Not surprising and I would of leaned that way anyhow. That said, I am surprised that they were the only nominee. Honestly HBGary a "Cyber Security Firm" for the government should of at least been mentioned. While Sony utterly and completely fell on their face and then proceeded to flail around blindly, they have the excuse of not being a Major security enterprise that specializes in this kind of stuff.
 
I thought Sony outsourced their IT for PSN.

Anyway, got a 2 free games out of it, so it wasn't all bad. All anyone got was my name and address, which isn't hard to get elsewhere anyway.
 
Yeah... I tend to think some of the other hacks were much worse or at least deserve mention, like the 22 against US Government agencies / contract partners. Or how about Citibank, where people actually got credit card numbers... not just names and addresses.
 
Yeah... I tend to think some of the other hacks were much worse or at least deserve mention, like the 22 against US Government agencies / contract partners. Or how about Citibank, where people actually got credit card numbers... not just names and addresses.

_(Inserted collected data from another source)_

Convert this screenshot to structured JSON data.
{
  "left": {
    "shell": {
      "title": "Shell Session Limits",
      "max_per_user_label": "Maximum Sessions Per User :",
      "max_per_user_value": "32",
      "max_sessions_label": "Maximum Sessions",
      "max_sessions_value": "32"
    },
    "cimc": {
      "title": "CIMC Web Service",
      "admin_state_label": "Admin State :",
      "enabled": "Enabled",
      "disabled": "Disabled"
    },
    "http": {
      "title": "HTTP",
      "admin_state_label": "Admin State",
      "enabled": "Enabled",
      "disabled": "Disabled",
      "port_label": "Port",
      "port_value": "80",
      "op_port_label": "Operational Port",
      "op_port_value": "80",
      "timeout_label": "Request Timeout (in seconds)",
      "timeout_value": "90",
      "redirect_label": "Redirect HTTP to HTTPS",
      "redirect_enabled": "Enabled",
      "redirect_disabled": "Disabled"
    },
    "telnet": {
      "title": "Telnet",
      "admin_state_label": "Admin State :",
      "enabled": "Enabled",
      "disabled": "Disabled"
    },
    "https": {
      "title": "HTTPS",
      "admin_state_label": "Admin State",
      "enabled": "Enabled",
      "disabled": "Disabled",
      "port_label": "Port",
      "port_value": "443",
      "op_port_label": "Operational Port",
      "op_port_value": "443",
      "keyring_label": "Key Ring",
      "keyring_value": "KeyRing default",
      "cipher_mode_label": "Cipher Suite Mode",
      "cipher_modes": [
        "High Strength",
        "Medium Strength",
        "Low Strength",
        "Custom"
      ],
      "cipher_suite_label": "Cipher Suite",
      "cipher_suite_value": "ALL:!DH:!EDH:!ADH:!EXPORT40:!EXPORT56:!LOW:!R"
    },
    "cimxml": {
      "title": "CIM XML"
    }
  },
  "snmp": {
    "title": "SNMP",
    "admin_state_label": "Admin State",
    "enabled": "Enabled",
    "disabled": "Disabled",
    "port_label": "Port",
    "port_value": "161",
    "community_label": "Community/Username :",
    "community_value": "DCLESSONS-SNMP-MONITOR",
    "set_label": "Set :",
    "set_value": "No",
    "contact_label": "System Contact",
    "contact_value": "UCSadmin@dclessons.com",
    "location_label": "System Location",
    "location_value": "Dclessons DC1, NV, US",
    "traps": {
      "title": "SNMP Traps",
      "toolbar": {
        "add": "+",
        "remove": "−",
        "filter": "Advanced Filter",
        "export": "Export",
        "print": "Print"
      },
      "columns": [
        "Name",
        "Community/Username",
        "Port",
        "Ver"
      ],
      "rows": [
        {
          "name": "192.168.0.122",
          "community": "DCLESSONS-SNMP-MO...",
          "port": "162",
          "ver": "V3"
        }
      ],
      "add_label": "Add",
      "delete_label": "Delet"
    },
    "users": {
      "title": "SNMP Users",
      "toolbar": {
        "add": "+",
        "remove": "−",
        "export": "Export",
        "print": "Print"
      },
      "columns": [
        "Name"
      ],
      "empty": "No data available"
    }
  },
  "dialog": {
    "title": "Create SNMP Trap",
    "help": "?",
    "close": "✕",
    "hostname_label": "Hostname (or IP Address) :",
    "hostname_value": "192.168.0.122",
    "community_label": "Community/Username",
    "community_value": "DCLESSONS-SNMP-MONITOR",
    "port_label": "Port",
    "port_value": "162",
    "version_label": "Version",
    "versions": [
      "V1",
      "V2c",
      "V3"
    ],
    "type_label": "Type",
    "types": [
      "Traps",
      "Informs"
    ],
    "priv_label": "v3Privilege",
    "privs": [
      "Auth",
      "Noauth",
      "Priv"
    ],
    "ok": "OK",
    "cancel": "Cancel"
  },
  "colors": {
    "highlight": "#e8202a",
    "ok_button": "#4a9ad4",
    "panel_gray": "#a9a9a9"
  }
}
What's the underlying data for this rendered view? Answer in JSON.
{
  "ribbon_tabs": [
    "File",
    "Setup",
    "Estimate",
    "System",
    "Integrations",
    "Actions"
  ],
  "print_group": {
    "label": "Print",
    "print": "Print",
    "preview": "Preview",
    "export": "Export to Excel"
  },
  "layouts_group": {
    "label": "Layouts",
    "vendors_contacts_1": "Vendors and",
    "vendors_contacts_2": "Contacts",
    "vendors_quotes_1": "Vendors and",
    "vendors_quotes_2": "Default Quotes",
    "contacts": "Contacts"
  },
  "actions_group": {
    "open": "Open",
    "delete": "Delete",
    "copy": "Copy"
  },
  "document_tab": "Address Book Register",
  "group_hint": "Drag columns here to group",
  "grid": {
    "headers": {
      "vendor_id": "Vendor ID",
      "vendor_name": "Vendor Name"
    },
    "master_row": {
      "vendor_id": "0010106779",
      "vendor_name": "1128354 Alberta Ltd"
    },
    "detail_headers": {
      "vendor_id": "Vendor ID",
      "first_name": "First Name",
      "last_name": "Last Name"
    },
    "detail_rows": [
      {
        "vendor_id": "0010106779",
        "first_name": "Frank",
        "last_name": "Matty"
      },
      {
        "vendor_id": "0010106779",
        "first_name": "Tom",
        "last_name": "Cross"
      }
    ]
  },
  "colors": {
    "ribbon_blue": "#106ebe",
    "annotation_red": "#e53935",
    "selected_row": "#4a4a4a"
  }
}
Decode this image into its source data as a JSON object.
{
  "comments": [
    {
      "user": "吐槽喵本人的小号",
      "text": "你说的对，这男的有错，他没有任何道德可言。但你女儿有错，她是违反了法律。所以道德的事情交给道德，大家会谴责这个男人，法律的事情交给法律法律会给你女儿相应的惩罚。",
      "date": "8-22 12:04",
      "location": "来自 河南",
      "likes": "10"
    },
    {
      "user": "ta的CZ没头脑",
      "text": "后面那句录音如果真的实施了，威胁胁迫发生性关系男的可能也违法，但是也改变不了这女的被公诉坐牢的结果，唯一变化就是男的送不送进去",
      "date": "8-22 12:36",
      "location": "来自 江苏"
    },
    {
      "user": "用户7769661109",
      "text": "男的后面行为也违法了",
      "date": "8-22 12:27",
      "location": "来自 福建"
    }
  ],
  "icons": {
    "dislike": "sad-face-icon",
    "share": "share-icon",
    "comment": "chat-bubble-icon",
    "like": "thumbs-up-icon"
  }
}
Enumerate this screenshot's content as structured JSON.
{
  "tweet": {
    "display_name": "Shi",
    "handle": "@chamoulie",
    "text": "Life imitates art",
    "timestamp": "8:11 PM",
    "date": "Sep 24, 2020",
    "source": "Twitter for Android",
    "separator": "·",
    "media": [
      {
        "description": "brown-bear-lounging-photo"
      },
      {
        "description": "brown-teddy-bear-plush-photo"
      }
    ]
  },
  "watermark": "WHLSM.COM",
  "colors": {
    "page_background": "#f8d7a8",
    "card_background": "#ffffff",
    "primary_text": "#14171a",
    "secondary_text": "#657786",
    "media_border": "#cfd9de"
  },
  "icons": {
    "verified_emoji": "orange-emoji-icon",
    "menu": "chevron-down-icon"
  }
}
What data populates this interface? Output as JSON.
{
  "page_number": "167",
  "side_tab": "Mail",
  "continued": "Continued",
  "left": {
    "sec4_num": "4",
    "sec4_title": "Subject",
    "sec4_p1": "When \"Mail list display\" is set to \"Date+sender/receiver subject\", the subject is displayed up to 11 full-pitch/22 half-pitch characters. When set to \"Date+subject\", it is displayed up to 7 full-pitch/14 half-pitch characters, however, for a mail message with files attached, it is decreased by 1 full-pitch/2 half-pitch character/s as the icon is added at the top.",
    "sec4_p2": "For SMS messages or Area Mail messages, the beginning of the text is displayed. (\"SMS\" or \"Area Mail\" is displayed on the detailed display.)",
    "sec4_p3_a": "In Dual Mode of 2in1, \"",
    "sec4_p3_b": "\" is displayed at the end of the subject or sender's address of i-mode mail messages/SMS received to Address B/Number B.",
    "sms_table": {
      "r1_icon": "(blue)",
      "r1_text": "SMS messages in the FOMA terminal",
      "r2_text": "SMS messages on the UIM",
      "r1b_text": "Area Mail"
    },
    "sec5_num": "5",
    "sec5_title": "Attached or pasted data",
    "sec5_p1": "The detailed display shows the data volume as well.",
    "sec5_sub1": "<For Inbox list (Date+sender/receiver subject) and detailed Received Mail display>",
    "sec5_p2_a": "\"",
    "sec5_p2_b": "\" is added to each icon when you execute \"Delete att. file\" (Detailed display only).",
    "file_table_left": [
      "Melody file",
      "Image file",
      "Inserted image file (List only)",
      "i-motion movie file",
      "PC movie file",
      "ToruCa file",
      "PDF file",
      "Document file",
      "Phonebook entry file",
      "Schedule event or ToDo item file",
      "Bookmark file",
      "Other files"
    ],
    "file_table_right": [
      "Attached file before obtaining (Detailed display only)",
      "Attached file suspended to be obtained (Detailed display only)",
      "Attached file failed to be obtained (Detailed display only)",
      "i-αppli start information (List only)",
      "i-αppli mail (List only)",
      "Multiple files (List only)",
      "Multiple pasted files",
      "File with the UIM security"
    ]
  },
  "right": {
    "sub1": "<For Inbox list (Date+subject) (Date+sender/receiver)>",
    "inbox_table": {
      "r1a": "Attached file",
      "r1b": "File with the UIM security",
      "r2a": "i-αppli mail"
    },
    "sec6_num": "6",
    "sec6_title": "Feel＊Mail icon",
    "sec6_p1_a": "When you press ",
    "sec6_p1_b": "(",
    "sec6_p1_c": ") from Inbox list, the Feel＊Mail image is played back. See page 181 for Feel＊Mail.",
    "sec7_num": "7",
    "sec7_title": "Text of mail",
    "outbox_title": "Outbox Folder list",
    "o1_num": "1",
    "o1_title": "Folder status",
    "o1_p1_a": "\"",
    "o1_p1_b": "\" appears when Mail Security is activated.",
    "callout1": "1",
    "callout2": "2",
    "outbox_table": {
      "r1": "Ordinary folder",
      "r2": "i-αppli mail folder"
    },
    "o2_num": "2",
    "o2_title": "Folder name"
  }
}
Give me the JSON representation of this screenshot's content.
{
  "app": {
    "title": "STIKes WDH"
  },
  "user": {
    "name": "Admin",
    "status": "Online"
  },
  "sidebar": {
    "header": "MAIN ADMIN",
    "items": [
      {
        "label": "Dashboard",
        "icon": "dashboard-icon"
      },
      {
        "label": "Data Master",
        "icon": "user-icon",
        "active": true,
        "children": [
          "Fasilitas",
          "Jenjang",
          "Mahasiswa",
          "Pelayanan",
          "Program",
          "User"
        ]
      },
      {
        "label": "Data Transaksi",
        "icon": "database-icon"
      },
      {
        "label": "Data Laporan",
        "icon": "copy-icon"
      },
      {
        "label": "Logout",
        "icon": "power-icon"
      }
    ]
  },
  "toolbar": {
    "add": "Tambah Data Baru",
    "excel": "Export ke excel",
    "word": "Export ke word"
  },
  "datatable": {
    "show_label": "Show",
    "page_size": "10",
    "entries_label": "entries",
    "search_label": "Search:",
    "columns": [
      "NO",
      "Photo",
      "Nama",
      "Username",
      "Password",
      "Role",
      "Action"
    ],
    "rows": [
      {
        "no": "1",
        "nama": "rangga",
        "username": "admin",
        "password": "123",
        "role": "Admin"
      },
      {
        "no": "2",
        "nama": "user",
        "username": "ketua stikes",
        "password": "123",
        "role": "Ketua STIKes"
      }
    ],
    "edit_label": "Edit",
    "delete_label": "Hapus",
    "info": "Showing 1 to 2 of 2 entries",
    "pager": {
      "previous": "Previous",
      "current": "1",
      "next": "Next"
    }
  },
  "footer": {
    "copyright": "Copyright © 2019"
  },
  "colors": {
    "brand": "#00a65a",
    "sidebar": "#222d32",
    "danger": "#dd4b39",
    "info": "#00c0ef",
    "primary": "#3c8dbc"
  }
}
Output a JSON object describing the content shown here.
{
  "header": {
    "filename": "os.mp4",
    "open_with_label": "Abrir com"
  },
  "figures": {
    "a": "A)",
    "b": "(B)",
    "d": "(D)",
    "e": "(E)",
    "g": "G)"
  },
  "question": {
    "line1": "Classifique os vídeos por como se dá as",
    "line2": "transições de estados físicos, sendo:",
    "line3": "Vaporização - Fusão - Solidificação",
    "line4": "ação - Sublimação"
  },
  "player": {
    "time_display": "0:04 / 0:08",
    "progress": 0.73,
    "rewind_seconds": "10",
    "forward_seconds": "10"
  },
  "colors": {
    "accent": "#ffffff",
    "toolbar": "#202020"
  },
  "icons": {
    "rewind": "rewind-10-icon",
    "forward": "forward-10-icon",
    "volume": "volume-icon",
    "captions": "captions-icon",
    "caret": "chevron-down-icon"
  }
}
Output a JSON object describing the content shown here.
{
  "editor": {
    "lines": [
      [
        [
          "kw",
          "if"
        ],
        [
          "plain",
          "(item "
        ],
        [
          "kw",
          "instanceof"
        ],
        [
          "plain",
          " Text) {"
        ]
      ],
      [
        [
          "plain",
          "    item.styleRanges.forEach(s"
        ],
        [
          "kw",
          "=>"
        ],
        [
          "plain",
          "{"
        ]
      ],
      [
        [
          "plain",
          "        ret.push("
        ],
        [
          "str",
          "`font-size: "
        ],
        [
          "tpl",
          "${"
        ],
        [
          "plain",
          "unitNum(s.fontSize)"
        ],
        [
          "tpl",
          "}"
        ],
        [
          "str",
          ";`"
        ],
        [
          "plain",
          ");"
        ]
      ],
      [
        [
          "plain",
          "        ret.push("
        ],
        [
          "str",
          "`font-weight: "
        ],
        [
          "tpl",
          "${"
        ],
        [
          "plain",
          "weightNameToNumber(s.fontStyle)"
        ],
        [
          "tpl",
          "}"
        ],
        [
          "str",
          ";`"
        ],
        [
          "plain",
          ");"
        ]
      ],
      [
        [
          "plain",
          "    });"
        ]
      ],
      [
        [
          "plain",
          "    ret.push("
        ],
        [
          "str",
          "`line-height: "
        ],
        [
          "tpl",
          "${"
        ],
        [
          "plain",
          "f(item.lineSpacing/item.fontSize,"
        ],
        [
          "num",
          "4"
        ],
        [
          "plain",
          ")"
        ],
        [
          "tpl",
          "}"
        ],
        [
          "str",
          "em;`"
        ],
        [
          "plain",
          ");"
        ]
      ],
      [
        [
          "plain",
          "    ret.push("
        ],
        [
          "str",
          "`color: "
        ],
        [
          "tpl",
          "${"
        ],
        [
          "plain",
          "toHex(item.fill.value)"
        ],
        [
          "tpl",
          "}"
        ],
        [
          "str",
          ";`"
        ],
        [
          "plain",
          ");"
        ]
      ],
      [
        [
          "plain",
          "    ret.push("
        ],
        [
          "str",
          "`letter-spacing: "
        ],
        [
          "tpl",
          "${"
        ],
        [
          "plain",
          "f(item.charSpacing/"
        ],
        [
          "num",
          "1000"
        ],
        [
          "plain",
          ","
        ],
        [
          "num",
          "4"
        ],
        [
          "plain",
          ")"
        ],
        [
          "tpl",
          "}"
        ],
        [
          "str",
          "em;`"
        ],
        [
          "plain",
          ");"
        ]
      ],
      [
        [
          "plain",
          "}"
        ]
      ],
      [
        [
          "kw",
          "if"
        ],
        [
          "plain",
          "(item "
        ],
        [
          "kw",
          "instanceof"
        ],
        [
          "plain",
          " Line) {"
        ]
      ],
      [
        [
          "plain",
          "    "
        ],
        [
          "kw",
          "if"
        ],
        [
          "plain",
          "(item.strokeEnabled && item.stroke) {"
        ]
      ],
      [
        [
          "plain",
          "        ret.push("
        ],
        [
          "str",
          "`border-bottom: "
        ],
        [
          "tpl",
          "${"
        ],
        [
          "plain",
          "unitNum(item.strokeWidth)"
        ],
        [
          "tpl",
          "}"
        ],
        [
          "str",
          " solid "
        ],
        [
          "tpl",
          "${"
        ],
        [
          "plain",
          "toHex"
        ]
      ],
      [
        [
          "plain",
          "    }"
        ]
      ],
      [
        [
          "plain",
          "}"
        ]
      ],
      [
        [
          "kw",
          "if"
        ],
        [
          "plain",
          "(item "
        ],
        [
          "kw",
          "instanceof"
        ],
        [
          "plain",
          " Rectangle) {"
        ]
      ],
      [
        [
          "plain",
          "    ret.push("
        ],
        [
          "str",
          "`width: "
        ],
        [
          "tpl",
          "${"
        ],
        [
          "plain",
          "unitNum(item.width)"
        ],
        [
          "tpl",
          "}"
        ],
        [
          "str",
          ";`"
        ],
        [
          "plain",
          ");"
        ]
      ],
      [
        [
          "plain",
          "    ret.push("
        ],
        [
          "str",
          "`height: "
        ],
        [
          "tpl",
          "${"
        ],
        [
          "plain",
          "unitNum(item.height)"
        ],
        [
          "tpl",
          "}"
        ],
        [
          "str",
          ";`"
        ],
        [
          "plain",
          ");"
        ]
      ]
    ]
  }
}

I thought the PSN hackers also got credit card info. They just choose to not use them.
 
Bet there were a whole bunch of extra fingers lying around on the boardroom table after those attacks.
It's simply mind boggling that Sony didn't go into emergancy mode sooner and lock their shit down tight.
 
It wasn't just for the psn hack, also for suing geohot and thinking they could erase something from the net. HB Gary did win in another category iirc and stuxnet won for attack of the year. I don't know if citi was mentioned as I missed the first 2/3rds of the presentation.
 
I'm kind of surprised they were the only candidate...

And not citibank, lockheed martin, the US goverment, nasdaq, the canadian goverment (several times), the FBI, etc etc.

I think on number of times "hacked" in 2011 the US goverment wins by a clear lead.
Also on the sensitivity of the information collected/leaked clear US goverment victory, not even including the numerous defence contractors, NASA, FBI etc. etc. etc.

Notible mentions should be mySQL's breach via...SQL...
 
I'm kind of surprised they were the only candidate...

And not citibank, lockheed martin, the US goverment, nasdaq, the canadian goverment (several times), the FBI, etc etc.

I think on number of times "hacked" in 2011 the US goverment wins by a clear lead.
Also on the sensitivity of the information collected/leaked clear US goverment victory, not even including the numerous defence contractors, NASA, FBI etc. etc. etc.

Notible mentions should be mySQL's breach via...SQL...
As worthy as Sony was, these were all much more serious. I'm surprised, too.

On an semi-related note, the world in general and the US specifically needs to just block Chinese IPs by default if they want any real security.
 
Microsoft has nothing to be proud about either.

"Mandt came up with his own method for exploiting the Windows kernel and found over 40 vulnerabilities."